You can't fault his short passing and movement, but for Cleverley to truly emerge as the talent Hodgson and Sir Alex Ferguson believe we have before us, he needs to develop a more clinical touch in front of goal.

Elsewhere, England were lumbering in defense and looked suspect every time Ukraine pushed forward. To watch Joleon Lescott and Phil Jagielka in tandem was to realize just how reliant England are on John Terry—and to ponder once more whether Rio Ferdinand's England days are really over.

It was a bad night for Steven Gerrard, too. There were the usual fizzed side-foot passes to admire, but the Liverpool captain was sent off for two bookable offences and will now miss England's trip to Poland in October.

One of the few England players to emerge with credit was Defoe, who was denied a superb solo goal by a harsh refereeing decision in the first half and worked well with limited resources throughout. 

Too many times Hodgson's team looked to find their diminutive striker with high balls into the box. And too many times they failed to find him from good positions in the final third.

England were flat for long periods.
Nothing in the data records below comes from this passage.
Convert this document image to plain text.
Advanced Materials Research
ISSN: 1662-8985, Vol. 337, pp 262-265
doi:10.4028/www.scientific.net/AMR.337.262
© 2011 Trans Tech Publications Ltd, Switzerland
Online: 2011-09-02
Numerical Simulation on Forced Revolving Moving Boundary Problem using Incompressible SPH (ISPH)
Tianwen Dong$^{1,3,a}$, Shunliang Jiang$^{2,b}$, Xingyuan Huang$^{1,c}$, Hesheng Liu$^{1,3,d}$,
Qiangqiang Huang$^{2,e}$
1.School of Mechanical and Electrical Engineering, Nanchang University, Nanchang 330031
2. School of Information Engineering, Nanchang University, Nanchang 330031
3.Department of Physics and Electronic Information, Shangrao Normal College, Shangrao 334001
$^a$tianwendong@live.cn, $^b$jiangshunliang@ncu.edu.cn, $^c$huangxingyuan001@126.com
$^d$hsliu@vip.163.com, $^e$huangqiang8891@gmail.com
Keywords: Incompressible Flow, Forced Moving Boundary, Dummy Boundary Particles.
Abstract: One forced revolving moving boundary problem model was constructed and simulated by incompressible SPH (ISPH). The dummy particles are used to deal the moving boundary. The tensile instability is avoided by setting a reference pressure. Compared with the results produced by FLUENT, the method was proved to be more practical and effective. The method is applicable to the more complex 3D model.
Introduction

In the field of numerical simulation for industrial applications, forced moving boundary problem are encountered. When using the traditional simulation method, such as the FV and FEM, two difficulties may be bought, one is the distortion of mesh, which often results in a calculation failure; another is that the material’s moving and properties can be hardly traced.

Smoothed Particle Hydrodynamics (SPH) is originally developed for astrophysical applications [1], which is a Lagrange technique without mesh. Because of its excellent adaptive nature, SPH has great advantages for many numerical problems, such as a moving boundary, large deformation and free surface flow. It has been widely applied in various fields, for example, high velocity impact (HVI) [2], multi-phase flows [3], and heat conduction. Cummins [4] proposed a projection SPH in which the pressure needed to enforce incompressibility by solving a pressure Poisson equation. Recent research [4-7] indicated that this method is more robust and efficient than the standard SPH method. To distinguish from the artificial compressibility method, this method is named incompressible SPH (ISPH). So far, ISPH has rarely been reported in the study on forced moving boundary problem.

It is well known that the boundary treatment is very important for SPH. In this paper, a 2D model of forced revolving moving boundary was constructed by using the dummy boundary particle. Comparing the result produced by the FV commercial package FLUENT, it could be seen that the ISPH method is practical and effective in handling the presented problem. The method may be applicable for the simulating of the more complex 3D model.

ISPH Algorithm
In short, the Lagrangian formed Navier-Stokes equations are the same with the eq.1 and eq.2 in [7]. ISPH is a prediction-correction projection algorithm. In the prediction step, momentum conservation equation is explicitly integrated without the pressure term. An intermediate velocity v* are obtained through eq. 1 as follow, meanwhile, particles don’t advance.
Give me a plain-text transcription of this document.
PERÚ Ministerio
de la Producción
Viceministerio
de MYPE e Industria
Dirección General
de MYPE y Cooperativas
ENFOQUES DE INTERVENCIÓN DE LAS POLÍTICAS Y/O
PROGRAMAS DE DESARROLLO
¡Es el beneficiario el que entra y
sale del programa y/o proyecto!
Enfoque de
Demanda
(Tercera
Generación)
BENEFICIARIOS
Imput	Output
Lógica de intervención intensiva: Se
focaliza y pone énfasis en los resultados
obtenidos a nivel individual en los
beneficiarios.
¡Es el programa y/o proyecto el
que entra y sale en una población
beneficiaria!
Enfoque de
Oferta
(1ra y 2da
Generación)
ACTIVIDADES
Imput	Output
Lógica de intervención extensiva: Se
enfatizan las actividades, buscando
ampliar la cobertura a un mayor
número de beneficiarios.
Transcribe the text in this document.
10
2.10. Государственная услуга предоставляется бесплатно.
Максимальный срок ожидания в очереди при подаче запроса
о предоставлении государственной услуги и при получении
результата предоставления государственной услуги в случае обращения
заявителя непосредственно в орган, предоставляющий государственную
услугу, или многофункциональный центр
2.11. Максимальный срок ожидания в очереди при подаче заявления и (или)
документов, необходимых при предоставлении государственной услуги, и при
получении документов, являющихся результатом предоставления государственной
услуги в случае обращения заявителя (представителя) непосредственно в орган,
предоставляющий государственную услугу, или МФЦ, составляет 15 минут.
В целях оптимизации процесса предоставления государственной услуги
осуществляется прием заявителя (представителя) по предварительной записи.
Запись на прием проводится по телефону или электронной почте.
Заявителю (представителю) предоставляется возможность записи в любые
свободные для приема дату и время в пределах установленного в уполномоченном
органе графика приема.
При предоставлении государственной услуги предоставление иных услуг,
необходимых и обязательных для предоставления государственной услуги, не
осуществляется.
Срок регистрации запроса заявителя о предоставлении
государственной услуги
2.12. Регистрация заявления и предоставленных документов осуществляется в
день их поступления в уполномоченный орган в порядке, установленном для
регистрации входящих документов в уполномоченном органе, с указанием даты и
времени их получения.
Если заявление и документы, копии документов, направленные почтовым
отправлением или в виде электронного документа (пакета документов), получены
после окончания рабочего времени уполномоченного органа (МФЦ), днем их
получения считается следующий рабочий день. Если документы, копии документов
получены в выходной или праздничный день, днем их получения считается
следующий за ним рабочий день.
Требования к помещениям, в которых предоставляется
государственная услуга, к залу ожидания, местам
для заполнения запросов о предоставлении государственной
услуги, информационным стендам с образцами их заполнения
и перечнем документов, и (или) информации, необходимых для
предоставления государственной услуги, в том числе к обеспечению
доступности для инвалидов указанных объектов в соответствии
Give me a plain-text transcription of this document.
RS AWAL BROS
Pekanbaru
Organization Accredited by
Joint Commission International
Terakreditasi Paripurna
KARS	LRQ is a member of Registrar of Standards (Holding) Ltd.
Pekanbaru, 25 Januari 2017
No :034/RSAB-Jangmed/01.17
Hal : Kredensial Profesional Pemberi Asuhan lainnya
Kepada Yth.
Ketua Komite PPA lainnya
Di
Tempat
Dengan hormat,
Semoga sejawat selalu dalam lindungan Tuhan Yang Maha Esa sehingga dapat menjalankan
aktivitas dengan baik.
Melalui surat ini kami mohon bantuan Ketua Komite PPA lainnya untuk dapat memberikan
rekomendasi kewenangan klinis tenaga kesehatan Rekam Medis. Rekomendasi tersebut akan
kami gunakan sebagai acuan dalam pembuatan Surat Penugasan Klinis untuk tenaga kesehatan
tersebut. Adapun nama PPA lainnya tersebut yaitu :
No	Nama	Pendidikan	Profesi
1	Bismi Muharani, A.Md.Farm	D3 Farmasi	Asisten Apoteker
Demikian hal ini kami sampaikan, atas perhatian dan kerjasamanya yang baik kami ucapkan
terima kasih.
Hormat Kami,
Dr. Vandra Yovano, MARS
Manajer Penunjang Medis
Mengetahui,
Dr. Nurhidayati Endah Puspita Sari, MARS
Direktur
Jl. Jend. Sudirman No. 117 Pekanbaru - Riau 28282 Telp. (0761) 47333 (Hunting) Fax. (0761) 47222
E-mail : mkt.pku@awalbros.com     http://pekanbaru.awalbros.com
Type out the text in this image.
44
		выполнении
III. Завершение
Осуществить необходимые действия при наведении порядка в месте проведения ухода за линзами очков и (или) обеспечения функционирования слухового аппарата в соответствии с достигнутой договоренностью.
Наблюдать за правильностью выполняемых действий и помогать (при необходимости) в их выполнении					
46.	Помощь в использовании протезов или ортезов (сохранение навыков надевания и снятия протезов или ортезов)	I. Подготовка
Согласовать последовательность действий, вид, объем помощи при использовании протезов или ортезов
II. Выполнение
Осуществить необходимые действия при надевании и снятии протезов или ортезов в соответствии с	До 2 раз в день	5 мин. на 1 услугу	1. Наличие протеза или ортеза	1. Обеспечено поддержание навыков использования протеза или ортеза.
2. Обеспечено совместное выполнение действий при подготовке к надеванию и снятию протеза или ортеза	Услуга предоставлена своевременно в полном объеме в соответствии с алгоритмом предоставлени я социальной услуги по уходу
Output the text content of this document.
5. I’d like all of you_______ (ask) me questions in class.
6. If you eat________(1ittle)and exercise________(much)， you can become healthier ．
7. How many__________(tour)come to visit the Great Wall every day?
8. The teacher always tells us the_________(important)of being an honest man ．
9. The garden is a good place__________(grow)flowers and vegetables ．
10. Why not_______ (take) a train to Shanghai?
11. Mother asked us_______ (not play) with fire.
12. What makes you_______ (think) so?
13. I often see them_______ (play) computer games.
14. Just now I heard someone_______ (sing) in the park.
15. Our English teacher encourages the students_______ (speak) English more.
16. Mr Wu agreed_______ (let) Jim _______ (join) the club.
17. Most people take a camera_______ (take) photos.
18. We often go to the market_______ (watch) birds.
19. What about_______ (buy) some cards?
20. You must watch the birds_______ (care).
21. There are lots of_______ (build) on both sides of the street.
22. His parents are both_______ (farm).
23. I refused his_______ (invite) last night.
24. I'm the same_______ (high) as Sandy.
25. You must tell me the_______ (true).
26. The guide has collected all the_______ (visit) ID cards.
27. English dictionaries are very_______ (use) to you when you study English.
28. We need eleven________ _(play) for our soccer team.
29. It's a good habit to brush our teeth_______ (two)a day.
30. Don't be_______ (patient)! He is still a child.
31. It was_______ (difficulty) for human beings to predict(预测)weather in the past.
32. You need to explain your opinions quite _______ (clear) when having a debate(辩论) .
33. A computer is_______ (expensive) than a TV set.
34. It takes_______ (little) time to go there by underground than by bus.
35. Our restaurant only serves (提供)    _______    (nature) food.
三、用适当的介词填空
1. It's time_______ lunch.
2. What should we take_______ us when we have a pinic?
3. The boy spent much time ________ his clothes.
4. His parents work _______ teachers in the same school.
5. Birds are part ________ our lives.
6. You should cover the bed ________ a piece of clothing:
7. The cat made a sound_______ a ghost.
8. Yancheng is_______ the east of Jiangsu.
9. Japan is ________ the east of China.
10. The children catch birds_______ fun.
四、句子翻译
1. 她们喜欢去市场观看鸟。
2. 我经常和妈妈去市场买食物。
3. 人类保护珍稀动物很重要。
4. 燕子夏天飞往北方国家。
The introduction of Welbeck was therefore a welcome invigoration, and it was the United striker who won the 87th-minute penalty from which Lampard would score England's precious equalizer.

It finished 1-1, and England lived to fight another day. But it's clear they'll need to box a lot more cleverly than this to be competitive at the World Cup finals in two years.

They'll need to box more cleverly to reach the finals at all.